Hinten dran sind wohl Sauber Das neue Auto wirkte von allen Neuerscheinungen mit am interessantesten. dazu kommt der Ferrari Motor und die technische Zusammenarbeit mit Alfa. So über dem Daumen gepeilt scheinen Sauber im Moment noch rund eine Sekunde auf das sehr schnelle und kompakte Mittelfeld zu fehlen. Bei den Schweizern gilt allerdings ein bisschen dasselbe, was auch für Williams gilt. Das neue Auto hat eine komplexe und interessante Aerodynamik, die man erst einmal kennen lernen muss. Überraschungen halte ich da für nicht ausgeschlossen.
Die erste Einschätzung ist dieses Jahr wirklich schwer, weil es in Barcelona zu kalt war (um die 5 Grad) und es zudem auch noch schneite bzw. regnete. Ein bisschen mehr werden wir in der zweiten Testwoche erfahren, denn da soll es warm und trocken sein. Zu dem gehen die Teams in der zweiten Woche mehr auf die Long Runs, was ebenfalls einen tieferen Einblick ermöglicht.
Bilder: Daimler AG, Ferrari, Force India, McLaren F1, Sauber F1, Renault Sport, HaasF1, Williams F1
Anmerkung: Warum gibt es keine Bilder von Red Bull oder Toro Rosso?

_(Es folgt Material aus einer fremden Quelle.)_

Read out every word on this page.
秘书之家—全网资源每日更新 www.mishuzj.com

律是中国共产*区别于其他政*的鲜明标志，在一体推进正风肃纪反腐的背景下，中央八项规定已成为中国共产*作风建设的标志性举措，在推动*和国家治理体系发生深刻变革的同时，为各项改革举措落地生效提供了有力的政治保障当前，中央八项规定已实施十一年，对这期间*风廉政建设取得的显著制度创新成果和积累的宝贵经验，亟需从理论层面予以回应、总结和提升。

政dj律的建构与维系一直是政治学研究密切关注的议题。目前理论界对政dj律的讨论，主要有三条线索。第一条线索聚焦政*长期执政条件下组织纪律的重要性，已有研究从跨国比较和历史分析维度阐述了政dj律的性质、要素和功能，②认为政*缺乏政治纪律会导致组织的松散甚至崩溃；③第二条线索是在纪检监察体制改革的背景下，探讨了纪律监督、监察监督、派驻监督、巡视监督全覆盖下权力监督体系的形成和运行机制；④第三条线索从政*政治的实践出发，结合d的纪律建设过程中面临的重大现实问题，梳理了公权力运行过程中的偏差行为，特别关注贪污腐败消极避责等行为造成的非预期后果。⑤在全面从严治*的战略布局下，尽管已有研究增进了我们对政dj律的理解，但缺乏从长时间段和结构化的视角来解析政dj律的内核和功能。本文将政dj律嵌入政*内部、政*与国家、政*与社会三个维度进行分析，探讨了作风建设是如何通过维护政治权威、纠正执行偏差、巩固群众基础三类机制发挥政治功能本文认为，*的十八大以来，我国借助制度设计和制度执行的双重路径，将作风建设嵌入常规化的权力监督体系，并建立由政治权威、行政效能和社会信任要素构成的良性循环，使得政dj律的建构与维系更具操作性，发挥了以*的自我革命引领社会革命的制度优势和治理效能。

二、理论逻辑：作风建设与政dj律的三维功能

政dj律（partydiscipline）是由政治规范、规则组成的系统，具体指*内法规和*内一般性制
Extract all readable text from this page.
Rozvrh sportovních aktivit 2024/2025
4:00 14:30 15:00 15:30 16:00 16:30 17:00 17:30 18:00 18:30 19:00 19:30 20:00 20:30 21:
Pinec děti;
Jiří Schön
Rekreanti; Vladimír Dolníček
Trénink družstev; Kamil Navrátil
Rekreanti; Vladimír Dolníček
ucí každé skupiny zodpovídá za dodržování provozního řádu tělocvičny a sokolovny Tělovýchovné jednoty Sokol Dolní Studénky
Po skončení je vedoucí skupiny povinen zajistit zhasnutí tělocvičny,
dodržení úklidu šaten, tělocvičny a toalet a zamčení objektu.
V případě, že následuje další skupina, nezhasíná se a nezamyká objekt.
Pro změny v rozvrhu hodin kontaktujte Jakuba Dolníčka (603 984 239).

Die Teams stellen die PR-Bilder normalerweise zur Verwendung für Presseberichte mit einer speziellen Lizenz zur Verfügung. Diese ist zeitlich nicht limitiert und gilt weltweit. Red Bull hat sich entschlossen, Bilder nur noch für 6 Monate zu lizenzieren. Das bedeutet, dass wir die Bilder nach sechs Monaten löschen müssten, um nicht Gefahr zu laufen, eine Abmahnung, Rechnung etc. zu bekommen. Der Aufwand dafür ist nicht gerechtfertigt. Wir werden also in Zukunft leider keine Bilder mehr von Red Bull verwenden. Dies gilt auch für Bilder von Toro Rosso, da sie über die gleiche Plattform vermarktet werden.